Fig. 4.. Dysfunctional CD8⁺ T cells in BXD2 lupus mice cause viral hepatitis in LCMV infection.

(A) MFI of CD38 in gp33⁺ CD8⁺ T cells of B6, diseased BXD2, or young nondiseased BXD2 mice 8 days after LCMV Armstrong infection. (B to D) Percentage of positive cells expressing CD107a (B), granzyme B (C), and IFN-γ (D) in gp33⁺ CD8⁺ T cells of B6, diseased BXD2, or young nondiseased BXD2 mice 8 days after LCMV Armstrong infection. (E) LCMV viral load 8 days after LCMV Armstrong infection using quantitative PCR of glycoprotein gene normalized by tissue ACTB in liver, kidney, and lung of B6, diseased BXD2, or young nondiseased BXD2 mice. (F to H) Representative liver histology of B6 (F), diseased BXD2 (G), or young nondiseased BXD2 (H) mice 8 days after LCMV Armstrong infection. (I to K) Representative liver histology of diseased BXD2 mice 8 days after LCMV Armstrong infection showing focal lesion of necrosis (I) and portal and periportal inflammation (J and K).
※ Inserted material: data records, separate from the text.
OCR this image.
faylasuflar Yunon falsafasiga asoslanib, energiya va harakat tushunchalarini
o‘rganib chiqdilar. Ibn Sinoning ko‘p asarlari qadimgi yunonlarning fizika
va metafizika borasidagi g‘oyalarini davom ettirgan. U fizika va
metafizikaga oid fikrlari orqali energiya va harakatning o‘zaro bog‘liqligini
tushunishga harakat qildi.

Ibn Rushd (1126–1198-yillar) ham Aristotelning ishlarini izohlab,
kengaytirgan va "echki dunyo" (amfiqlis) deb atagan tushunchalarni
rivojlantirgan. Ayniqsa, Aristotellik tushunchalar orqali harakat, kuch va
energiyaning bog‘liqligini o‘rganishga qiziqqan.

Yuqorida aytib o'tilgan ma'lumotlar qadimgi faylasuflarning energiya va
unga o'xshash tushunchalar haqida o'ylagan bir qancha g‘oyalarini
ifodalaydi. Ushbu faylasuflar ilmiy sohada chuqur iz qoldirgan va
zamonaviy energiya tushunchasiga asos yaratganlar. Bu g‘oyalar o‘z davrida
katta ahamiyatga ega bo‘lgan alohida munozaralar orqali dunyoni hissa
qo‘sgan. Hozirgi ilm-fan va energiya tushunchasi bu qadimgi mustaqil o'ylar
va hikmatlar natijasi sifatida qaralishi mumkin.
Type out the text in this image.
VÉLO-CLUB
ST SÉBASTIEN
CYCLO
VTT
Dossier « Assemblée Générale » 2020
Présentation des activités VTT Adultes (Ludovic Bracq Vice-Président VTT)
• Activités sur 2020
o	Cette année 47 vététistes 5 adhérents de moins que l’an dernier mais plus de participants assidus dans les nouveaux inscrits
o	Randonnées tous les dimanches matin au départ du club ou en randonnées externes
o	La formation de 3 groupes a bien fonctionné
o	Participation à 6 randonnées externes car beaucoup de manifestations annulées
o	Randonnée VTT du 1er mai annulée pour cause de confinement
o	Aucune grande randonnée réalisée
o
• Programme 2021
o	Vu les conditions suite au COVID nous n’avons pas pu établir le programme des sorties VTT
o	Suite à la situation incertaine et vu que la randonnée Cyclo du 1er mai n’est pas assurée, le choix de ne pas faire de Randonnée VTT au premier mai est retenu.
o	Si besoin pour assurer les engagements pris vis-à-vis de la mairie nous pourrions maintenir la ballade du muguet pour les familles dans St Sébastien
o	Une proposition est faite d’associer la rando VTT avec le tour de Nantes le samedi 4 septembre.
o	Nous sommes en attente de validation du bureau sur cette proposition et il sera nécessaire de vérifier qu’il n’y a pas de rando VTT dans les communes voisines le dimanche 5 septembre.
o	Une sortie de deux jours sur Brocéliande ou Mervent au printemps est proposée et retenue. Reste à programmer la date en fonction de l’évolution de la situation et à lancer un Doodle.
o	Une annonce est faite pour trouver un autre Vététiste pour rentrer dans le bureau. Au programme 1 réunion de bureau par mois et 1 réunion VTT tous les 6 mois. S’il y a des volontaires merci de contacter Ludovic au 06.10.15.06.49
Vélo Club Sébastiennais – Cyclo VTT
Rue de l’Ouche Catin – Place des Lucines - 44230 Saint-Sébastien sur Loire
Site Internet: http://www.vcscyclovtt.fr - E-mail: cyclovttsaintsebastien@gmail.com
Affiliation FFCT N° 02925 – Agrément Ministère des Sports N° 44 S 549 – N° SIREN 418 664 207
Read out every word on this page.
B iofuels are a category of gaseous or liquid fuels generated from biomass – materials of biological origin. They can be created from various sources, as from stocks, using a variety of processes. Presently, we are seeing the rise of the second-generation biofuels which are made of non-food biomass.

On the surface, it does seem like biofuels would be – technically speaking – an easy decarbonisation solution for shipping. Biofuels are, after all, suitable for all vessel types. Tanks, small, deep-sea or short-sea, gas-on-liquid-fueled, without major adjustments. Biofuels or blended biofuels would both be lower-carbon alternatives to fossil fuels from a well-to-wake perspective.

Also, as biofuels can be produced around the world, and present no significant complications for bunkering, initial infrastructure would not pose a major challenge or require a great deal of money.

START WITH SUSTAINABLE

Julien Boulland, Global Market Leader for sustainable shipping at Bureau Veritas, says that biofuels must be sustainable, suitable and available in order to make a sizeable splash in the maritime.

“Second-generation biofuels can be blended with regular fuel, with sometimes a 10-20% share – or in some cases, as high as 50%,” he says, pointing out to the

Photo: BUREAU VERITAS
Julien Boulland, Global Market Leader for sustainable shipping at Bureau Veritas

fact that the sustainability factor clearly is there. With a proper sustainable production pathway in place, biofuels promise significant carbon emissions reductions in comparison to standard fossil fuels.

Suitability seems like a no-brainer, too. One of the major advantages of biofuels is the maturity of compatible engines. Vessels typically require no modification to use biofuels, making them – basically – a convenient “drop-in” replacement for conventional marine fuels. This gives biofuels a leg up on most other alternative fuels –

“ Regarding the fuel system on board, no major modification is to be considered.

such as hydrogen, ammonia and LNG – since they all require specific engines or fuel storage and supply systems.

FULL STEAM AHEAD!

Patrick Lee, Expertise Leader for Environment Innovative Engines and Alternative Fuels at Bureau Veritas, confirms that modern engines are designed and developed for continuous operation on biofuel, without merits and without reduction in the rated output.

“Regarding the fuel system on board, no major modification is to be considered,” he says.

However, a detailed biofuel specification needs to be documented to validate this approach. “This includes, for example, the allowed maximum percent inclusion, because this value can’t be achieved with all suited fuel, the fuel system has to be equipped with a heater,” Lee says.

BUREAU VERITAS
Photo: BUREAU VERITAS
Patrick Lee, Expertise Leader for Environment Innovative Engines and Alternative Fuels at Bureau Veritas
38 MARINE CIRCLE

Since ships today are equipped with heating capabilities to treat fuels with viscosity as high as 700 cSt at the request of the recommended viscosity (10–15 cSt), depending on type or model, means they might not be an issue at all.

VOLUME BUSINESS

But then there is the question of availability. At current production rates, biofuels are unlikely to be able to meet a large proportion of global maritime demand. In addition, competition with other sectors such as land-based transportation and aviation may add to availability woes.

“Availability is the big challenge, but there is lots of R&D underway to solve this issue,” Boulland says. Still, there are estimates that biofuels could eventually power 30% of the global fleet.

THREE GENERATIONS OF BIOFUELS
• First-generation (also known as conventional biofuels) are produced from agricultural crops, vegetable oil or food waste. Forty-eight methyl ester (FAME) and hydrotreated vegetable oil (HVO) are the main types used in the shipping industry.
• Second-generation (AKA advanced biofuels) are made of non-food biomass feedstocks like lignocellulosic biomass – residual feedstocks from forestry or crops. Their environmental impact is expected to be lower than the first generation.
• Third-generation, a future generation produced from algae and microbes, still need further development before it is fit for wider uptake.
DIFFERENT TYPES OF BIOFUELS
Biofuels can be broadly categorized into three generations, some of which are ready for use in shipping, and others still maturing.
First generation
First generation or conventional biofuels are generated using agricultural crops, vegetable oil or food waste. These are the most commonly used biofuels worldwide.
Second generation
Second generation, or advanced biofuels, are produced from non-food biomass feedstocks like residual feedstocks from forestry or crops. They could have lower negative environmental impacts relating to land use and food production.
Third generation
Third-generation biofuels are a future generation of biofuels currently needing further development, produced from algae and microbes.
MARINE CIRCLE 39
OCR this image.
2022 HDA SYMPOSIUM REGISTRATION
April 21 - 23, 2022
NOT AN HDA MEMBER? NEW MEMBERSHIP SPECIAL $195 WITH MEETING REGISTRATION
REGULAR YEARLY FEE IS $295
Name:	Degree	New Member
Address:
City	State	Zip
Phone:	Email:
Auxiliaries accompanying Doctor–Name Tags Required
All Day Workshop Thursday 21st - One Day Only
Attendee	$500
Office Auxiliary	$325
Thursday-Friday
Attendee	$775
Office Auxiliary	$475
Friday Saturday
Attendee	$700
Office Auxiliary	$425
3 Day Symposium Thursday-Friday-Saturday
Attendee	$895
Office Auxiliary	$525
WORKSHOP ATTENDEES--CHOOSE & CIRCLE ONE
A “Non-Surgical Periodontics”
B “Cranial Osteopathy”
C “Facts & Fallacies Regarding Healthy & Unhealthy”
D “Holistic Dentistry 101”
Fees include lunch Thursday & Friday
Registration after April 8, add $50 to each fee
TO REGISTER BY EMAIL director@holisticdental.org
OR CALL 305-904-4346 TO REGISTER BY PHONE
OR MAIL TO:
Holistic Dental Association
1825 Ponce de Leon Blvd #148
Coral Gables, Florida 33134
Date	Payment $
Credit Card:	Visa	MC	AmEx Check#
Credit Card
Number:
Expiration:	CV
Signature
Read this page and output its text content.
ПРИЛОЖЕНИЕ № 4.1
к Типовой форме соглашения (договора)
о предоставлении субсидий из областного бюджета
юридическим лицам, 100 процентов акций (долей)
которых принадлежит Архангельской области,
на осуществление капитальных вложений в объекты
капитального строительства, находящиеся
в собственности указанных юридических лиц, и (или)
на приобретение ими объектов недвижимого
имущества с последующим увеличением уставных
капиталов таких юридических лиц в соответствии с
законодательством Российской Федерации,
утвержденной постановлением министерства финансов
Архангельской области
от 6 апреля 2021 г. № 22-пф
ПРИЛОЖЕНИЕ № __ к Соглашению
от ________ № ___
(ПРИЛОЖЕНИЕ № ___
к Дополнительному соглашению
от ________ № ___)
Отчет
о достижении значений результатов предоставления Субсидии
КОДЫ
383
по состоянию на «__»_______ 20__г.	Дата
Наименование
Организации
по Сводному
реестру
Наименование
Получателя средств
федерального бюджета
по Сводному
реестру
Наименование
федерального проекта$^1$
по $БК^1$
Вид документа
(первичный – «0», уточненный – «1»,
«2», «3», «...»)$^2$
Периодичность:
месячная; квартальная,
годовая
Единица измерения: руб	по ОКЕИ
Data are means ± SD (A to D), mean ± SE (E); statistical analysis by two-tailed t test. ns = P > 0.05, *P < 0.05, **P < 0.01, ****P < 0.0001.

Fig. 5.. CD38 inhibition reverses mitochondrial defect and restores CD8⁺ T cell function in BXD2 lupus mice against LCMV infection.

(A and B) Percentage of positive cells expressing CD107a (A) and granzyme B (B) in gp33⁺ CD8⁺ T cells 8 days after LCMV Armstrong infection from diseased BXD2 treated with control water or MK-0159. (C) Percentage of depolarized mitochondria in gp33⁺ CD8⁺ T cells 8 days after LCMV Armstrong infection from diseased BXD2 treated with control water or MK-0159. (D) LCMV viral load 8 days after LCMV Armstrong infection using qPCR of glycoprotein gene normalized by tissue ACTB in diseased BXD2 treated with control water or MK-0159. (E to G) Representative liver histology 8 days after LCMV Armstrong infection from diseased BXD2 treated with control water (E) or MK-0159 (F) and their respective hepatitis activity index (G). (H and I) Percentage of positive cells expressing CD107a (H) and granzyme B (I) in gp33⁺ CD8⁺ T cells 8 days after LCMV Armstrong infection from diseased BXD2 treated with control NP or NP-MK-0159. (J to M) Representative liver histology 8 days after LCMV Armstrong infection from diseased BXD2 treated with NP-control with the presentation of necrosis (J) or portal and periportal inflammation (K) or treated with NP-MK-0159 (L) and their respective hepatitis activity index (M). (N) LCMV viral load 8 days after LCMV Armstrong infection using qPCR of glycoprotein gene normalized by tissue ACTB in diseased BXD2 treated with NP-control or NP-MK-0159. (O) Percentage of depolarized mitochondria in gp33⁺ CD8⁺ T cells 8 days after LCMV Armstrong infection from diseased BXD2 treated with NP-control or NP-MK-0159. (P and Q) MFI of PINK1 (P) and LysoSensor Green (Q) in gp33⁺ CD8⁺ T cells 8 days after LCMV Armstrong infection from diseased BXD2 treated with NP-control or NP-MK-0159. Data are means ± SD; statistical analysis by two-tailed t test. *P < 0.05, **P < 0.01.